= 7th Maryland Infantry Regiment =

Military unit on the Union side during the American Civil War

The 7th Regiment Maryland Volunteer Infantry was a regiment that participated in the American Civil War.

== Service ==
The regiment was recruited from the northern line of Maryland counties, under the call of July 1, 1862, for "three years or the war". Toward the end of August, 1862, nine companies had been enrolled and mustered in Baltimore, and went into "Camp Harford", a spot now included within the limits of Druid Hill Park. The aggregate strength of the regiment at formation was 784 officers and men. Call of duty hurried it to the field before it had received its tenth company, the men recruited for which were mustered into other regiments. The tenth Company, K, was composed of the re-enlisted men of the Tenth Maryland (a six months' organization), and joined the regiment in April, 1864.

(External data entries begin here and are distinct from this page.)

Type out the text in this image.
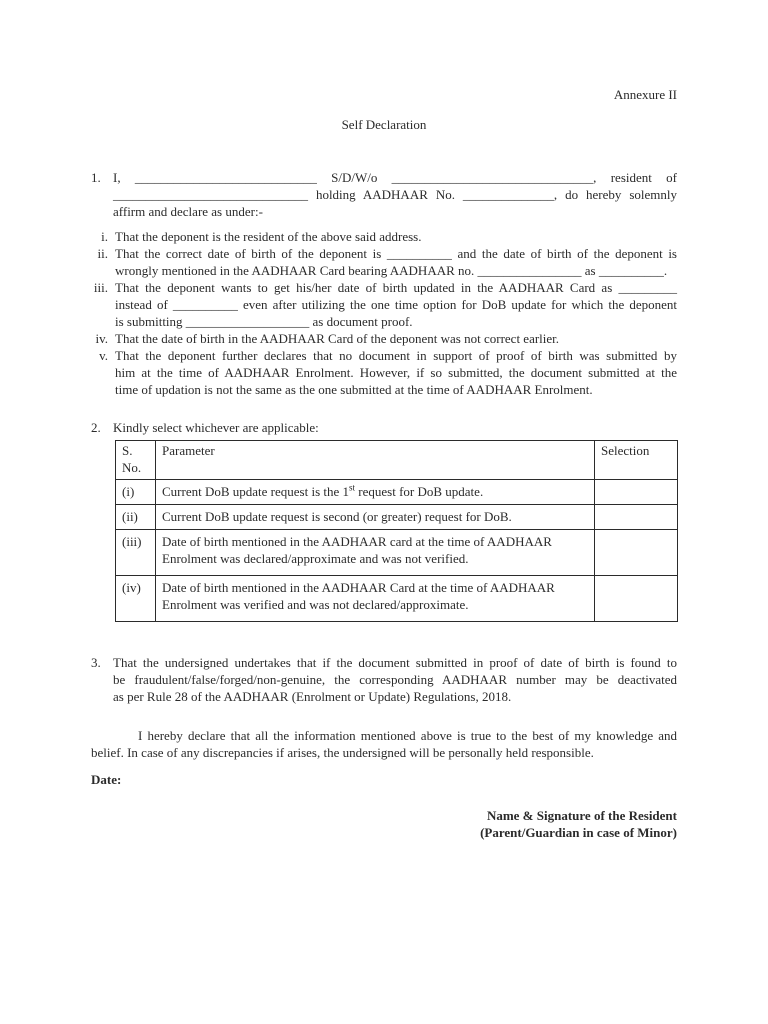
Annexure II
Self Declaration
1. I, ____________________________ S/D/W/o _______________________________, resident of
______________________________ holding AADHAAR No. ______________, do hereby solemnly
affirm and declare as under:-
i. That the deponent is the resident of the above said address.
ii. That the correct date of birth of the deponent is __________ and the date of birth of the deponent is
wrongly mentioned in the AADHAAR Card bearing AADHAAR no. ________________ as __________.
iii. That the deponent wants to get his/her date of birth updated in the AADHAAR Card as _________
instead of __________ even after utilizing the one time option for DoB update for which the deponent
is submitting ___________________ as document proof.
iv. That the date of birth in the AADHAAR Card of the deponent was not correct earlier.
v. That the deponent further declares that no document in support of proof of birth was submitted by
him at the time of AADHAAR Enrolment. However, if so submitted, the document submitted at the
time of updation is not the same as the one submitted at the time of AADHAAR Enrolment.
2. Kindly select whichever are applicable:
S. No.	Parameter	Selection
(i)	Current DoB update request is the 1st request for DoB update.	
(ii)	Current DoB update request is second (or greater) request for DoB.	
(iii)	Date of birth mentioned in the AADHAAR card at the time of AADHAAR Enrolment was declared/approximate and was not verified.	
(iv)	Date of birth mentioned in the AADHAAR Card at the time of AADHAAR Enrolment was verified and was not declared/approximate.	
3. That the undersigned undertakes that if the document submitted in proof of date of birth is found to
be fraudulent/false/forged/non-genuine, the corresponding AADHAAR number may be deactivated
as per Rule 28 of the AADHAAR (Enrolment or Update) Regulations, 2018.
I hereby declare that all the information mentioned above is true to the best of my knowledge and
belief. In case of any discrepancies if arises, the undersigned will be personally held responsible.
Date:
Name & Signature of the Resident
(Parent/Guardian in case of Minor)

The Seventh Regiment was raised and originally commanded by Colonel Edwin H. Webster, of Harford County, a representative from Maryland in Congress. Lieutenant Colonel Charles E. Phelps, subsequently promoted Colonel, and later Brigadier-General by brevet, was a member of the Baltimore bar, and had been Major of the "Maryland Guard", somewhat celebrated just before the war as a thoroughly drilled volunteer battalion. Additional leadership was provided by Major William H. Dallam, a prominent and highly esteemed lawyer of Harford County. Dallam had served as the Clerk of the Circuit Court and for many years as State's Attorney.

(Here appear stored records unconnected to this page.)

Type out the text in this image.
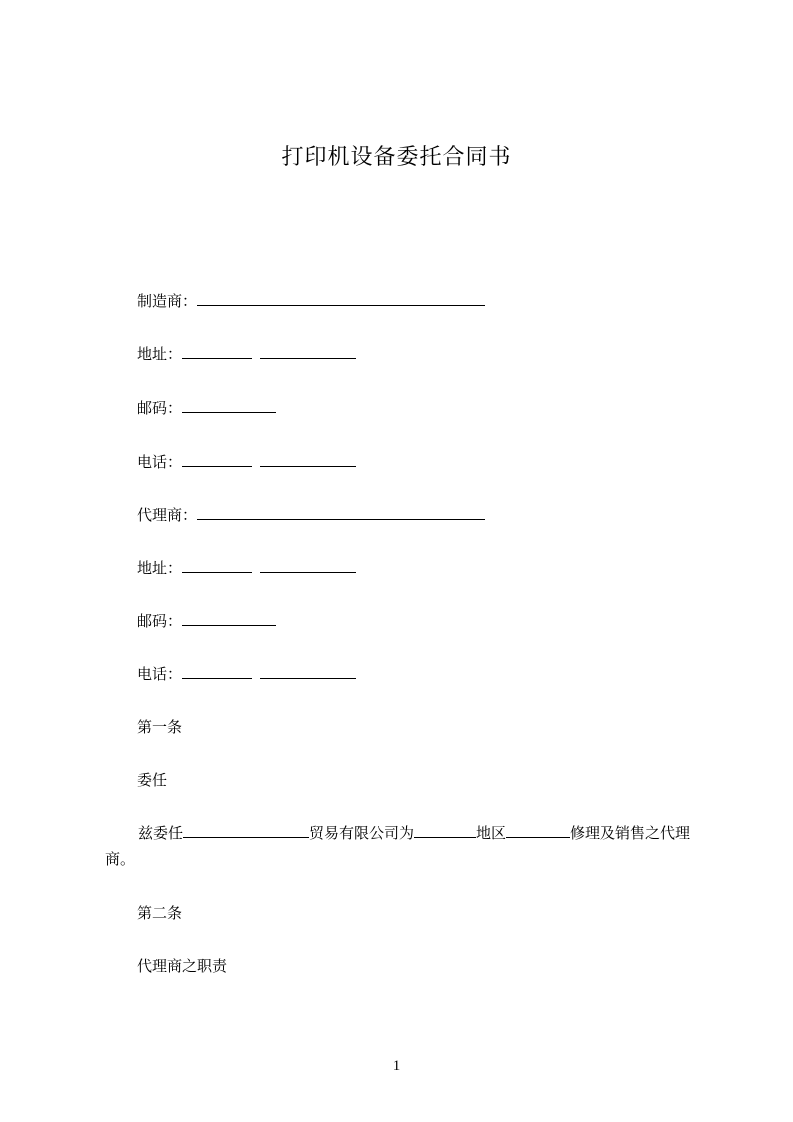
打印机设备委托合同书
制造商：
地址：
邮码：
电话：
代理商：
地址：
邮码：
电话：
第一条
委任
兹委任	贸易有限公司为	地区	修理及销售之代理商。
第二条
代理商之职责
1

After serving guard duty in the defenses of Washington, the regiment was sent to the Shenandoah Valley for operations. Their first combat came on March 13, 1863, when they repulsed a charge by the 5th Virginia Infantry regiment. They were sent to V Corps, Army of the Potomac. At the Battle of Gettysburg, they were forced to withdraw from the Peach Orchard early on the second day. They were among the units who repelled Pickett's charge. The unit was stationed for garrison duty in southern Pennsylvania and was involved in skirmishes against some of Jubal Early's infantry units. Because of heavy losses at the Battle of Cold Harbor, they were sent as replacements to IV corps, Army of the Potomac. They suffered heavy casualties during the Siege of Petersburg, having to repel six charges by counterattacking units of the 15th Georgia Volunteer Infantry. They marched in the Grand review and were mustered out of service on June 3, 1865.

This unit suffered the loss of 389 men, who were 23 officers and 366 enlisted men, and 65 of those men died of disease. 13 men were captured at Gettysburg, 5 of which perished at Libby Prison. Unit was noted by President Lincoln for being "very effective in combat and showing utmost loyalty to the cause of the great republic".